Que a matemática está presente em
nosso cotidiano nós já sabemos, mas e em nossas pesquisas? Não me refiro aqui apenas
a cálculos para ajuste de concentração de drogas, diluições de anticorpos ou
mesmo cálculos de médias e desvios padrões. Refiro-me, sim, às pesquisas e
resultados baseados quase que exclusivamente em equações matemáticas.
De fato, análises in silico (simulação computadorizada),
baseadas em extensos cálculos matemáticos estão cada vez mais presentes nos
trabalhos da área biológica. E parecem ter grande importância em direcionar
pesquisas, reduzindo o uso de animais de laboratório, reagentes e tempo, além
de possibilitar a descoberta de novos alvos terapêuticos, indicação de toxicidade,
interações entre estruturas e mecanismos de ação.
Além disto, análises in silico podem também confirmar dados
já descritos, reforçando a consistência dos mesmos. Um exemplo disto é o
trabalho publicado recentemente na Plos
Computational biology, onde Song e colaboradores relatam, utilizando
análises in silico, a importância da
migração de neutrófilos no prognóstico da sepse grave induzida por CLP em ratos.

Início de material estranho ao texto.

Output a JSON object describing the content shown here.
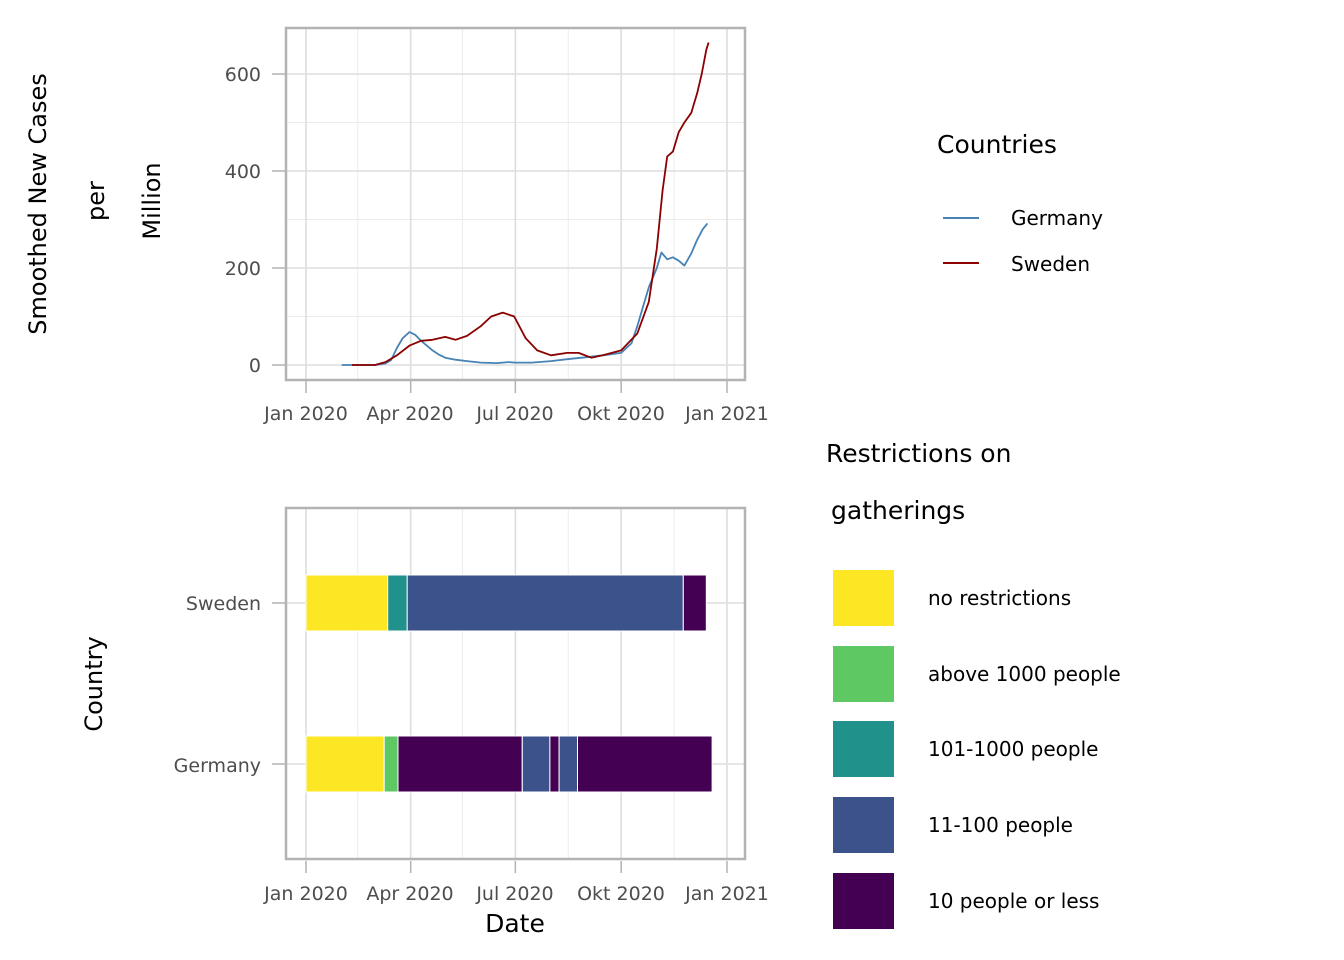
{
  "top_plot": {
    "ylabel_lines": [
      "Smoothed New Cases",
      "per",
      "Million"
    ],
    "x_ticks": [
      "Jan 2020",
      "Apr 2020",
      "Jul 2020",
      "Okt 2020",
      "Jan 2021"
    ],
    "y_ticks": [
      "0",
      "200",
      "400",
      "600"
    ]
  },
  "bottom_plot": {
    "ylabel": "Country",
    "xlabel": "Date",
    "x_ticks": [
      "Jan 2020",
      "Apr 2020",
      "Jul 2020",
      "Okt 2020",
      "Jan 2021"
    ],
    "y_ticks": [
      "Germany",
      "Sweden"
    ]
  },
  "legend_countries": {
    "title": "Countries",
    "items": [
      {
        "label": "Germany",
        "color": "#4682b4"
      },
      {
        "label": "Sweden",
        "color": "#8b0000"
      }
    ]
  },
  "legend_restrictions": {
    "title_lines": [
      "Restrictions on",
      "gatherings"
    ],
    "items": [
      {
        "label": "no restrictions",
        "color": "#fde725"
      },
      {
        "label": "above 1000 people",
        "color": "#5ec962"
      },
      {
        "label": "101-1000 people",
        "color": "#21918c"
      },
      {
        "label": "11-100 people",
        "color": "#3b528b"
      },
      {
        "label": "10 people or less",
        "color": "#440154"
      }
    ]
  },
  "chart_data": [
    {
      "type": "line",
      "ylabel": "Smoothed New Cases per Million",
      "xlim": [
        "2019-12-16",
        "2021-01-16"
      ],
      "ylim": [
        -30,
        700
      ],
      "grid": true,
      "legend_position": "right",
      "series": [
        {
          "name": "Germany",
          "color": "#4682b4",
          "points": [
            [
              "2020-02-01",
              0
            ],
            [
              "2020-03-01",
              0
            ],
            [
              "2020-03-10",
              3
            ],
            [
              "2020-03-15",
              10
            ],
            [
              "2020-03-20",
              35
            ],
            [
              "2020-03-25",
              55
            ],
            [
              "2020-03-31",
              68
            ],
            [
              "2020-04-05",
              62
            ],
            [
              "2020-04-10",
              50
            ],
            [
              "2020-04-15",
              40
            ],
            [
              "2020-04-20",
              30
            ],
            [
              "2020-04-25",
              22
            ],
            [
              "2020-05-01",
              15
            ],
            [
              "2020-05-10",
              11
            ],
            [
              "2020-05-20",
              8
            ],
            [
              "2020-06-01",
              5
            ],
            [
              "2020-06-15",
              4
            ],
            [
              "2020-06-25",
              6
            ],
            [
              "2020-07-01",
              5
            ],
            [
              "2020-07-15",
              5
            ],
            [
              "2020-08-01",
              8
            ],
            [
              "2020-08-15",
              12
            ],
            [
              "2020-09-01",
              16
            ],
            [
              "2020-09-15",
              20
            ],
            [
              "2020-10-01",
              25
            ],
            [
              "2020-10-10",
              45
            ],
            [
              "2020-10-15",
              80
            ],
            [
              "2020-10-20",
              120
            ],
            [
              "2020-10-25",
              160
            ],
            [
              "2020-11-01",
              200
            ],
            [
              "2020-11-05",
              232
            ],
            [
              "2020-11-10",
              218
            ],
            [
              "2020-11-15",
              222
            ],
            [
              "2020-11-20",
              215
            ],
            [
              "2020-11-25",
              205
            ],
            [
              "2020-12-01",
              230
            ],
            [
              "2020-12-06",
              258
            ],
            [
              "2020-12-11",
              280
            ],
            [
              "2020-12-15",
              292
            ]
          ]
        },
        {
          "name": "Sweden",
          "color": "#8b0000",
          "points": [
            [
              "2020-02-10",
              0
            ],
            [
              "2020-03-01",
              0
            ],
            [
              "2020-03-10",
              6
            ],
            [
              "2020-03-20",
              20
            ],
            [
              "2020-03-31",
              40
            ],
            [
              "2020-04-10",
              50
            ],
            [
              "2020-04-20",
              52
            ],
            [
              "2020-05-01",
              58
            ],
            [
              "2020-05-10",
              52
            ],
            [
              "2020-05-20",
              60
            ],
            [
              "2020-06-01",
              80
            ],
            [
              "2020-06-10",
              100
            ],
            [
              "2020-06-20",
              108
            ],
            [
              "2020-06-30",
              100
            ],
            [
              "2020-07-10",
              55
            ],
            [
              "2020-07-20",
              30
            ],
            [
              "2020-08-01",
              20
            ],
            [
              "2020-08-15",
              25
            ],
            [
              "2020-08-25",
              25
            ],
            [
              "2020-09-05",
              15
            ],
            [
              "2020-09-15",
              20
            ],
            [
              "2020-10-01",
              30
            ],
            [
              "2020-10-15",
              65
            ],
            [
              "2020-10-25",
              130
            ],
            [
              "2020-11-01",
              240
            ],
            [
              "2020-11-06",
              360
            ],
            [
              "2020-11-10",
              430
            ],
            [
              "2020-11-15",
              440
            ],
            [
              "2020-11-20",
              480
            ],
            [
              "2020-11-25",
              500
            ],
            [
              "2020-12-01",
              520
            ],
            [
              "2020-12-06",
              560
            ],
            [
              "2020-12-10",
              600
            ],
            [
              "2020-12-14",
              650
            ],
            [
              "2020-12-16",
              665
            ]
          ]
        }
      ]
    },
    {
      "type": "bar",
      "orientation": "horizontal",
      "xlabel": "Date",
      "ylabel": "Country",
      "xlim": [
        "2019-12-16",
        "2021-01-16"
      ],
      "categories": [
        "Germany",
        "Sweden"
      ],
      "legend_position": "right",
      "segments": [
        {
          "country": "Sweden",
          "start": "2020-01-01",
          "end": "2020-03-12",
          "level": "no restrictions",
          "color": "#fde725"
        },
        {
          "country": "Sweden",
          "start": "2020-03-12",
          "end": "2020-03-29",
          "level": "101-1000 people",
          "color": "#21918c"
        },
        {
          "country": "Sweden",
          "start": "2020-03-29",
          "end": "2020-11-24",
          "level": "11-100 people",
          "color": "#3b528b"
        },
        {
          "country": "Sweden",
          "start": "2020-11-24",
          "end": "2020-12-14",
          "level": "10 people or less",
          "color": "#440154"
        },
        {
          "country": "Germany",
          "start": "2020-01-01",
          "end": "2020-03-09",
          "level": "no restrictions",
          "color": "#fde725"
        },
        {
          "country": "Germany",
          "start": "2020-03-09",
          "end": "2020-03-21",
          "level": "above 1000 people",
          "color": "#5ec962"
        },
        {
          "country": "Germany",
          "start": "2020-03-21",
          "end": "2020-07-07",
          "level": "10 people or less",
          "color": "#440154"
        },
        {
          "country": "Germany",
          "start": "2020-07-07",
          "end": "2020-07-31",
          "level": "11-100 people",
          "color": "#3b528b"
        },
        {
          "country": "Germany",
          "start": "2020-07-31",
          "end": "2020-08-08",
          "level": "10 people or less",
          "color": "#440154"
        },
        {
          "country": "Germany",
          "start": "2020-08-08",
          "end": "2020-08-24",
          "level": "11-100 people",
          "color": "#3b528b"
        },
        {
          "country": "Germany",
          "start": "2020-08-24",
          "end": "2020-12-19",
          "level": "10 people or less",
          "color": "#440154"
        }
      ]
    }
  ]
}
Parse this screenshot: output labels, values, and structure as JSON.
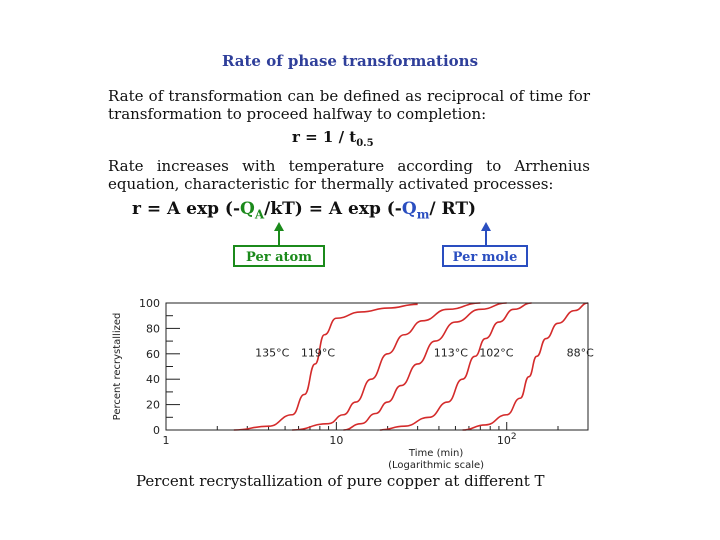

Baseado em longas e complexas equações, os autores avaliam a participação de
neutrófilos, bactérias, mediadores pró e anti-inflamatórios e marcadores de
dano tecidual em três compartimentos: cavidade peritoneal, sangue e pulmão, este
último considerado como um órgão passível de dano tecidual. Resultados in
silico indicam que durante o evento séptico, a ativação de neutrófilos na
circulação torna-os irresponsivos a migrar para o local da infecção e estes são,
consequentemente, sequestrados em órgãos secundários à infecção, contribuindo assim
para o dano tecidual e mortalidade na sepse grave. O interessante é que isto tem
sido demonstrado claramente, in vitro
e in vivo, em estudos desenvolvidos pelo
nosso grupo de pesquisa. O trabalho de Song e colaboradores ainda sugere que a
purificação extracorpórea do sangue aumentaria a sobrevida em torno de 18%, por
aumentar a migração de neutrófilos para o local da infecção e reduzir o sequestro
de neutrófilos para o pulmão.
É, de fato, interessante, pensar
que várias equações matemáticas juntas possam vir a nos ajudar a entender a
fisiopatologia da sepse ou outra desordem e nos direcionar para alguma terapia
realmente efetiva. Para isso, com certeza, precisaremos da ajuda de matemáticos,
físicos e estatísticos.
Fabiane Sonego
Doutoranda do Laboratório de Inflamação e Dor
Departamento de Farmacologia - FMRP/USP
Referências:
Song, S.O.K. et al. Ensemble
Models of Neutrophil Trafficking in Severe Sepsis. Plos Comput Biol (8)3,
1002422 (2012).
Shen, Y. et al. Blueprint for
antimicrobial hit discovery targeting metabolic networks. Proc. Natl Acad. Sci.
USA 107, 1082–1087 (2010).
Ellison, C.M. et al. A review
of the use of in silico methods to predict the chemistry of molecular
initiating events related to drug toxicity. Expert Opinion on Drug Metabolism
& Toxicology (7), 12, 1481-1495 (2011).
Matthews E.J. et al. Identification
of structure activity relationships for adverse effects of pharmaceuticals in
humans: C: Use of QSAR and an expert system for the estimation of the mechanism
of action of drug-induced hepatobiliary and urinary tract toxicities. Regul Toxicol
Pharmacol 54, 43–65 (2009).
Alves-Filho J.C. et al. Neutrophil paralysis in sepsis. Shock 34, 15-21 (2010).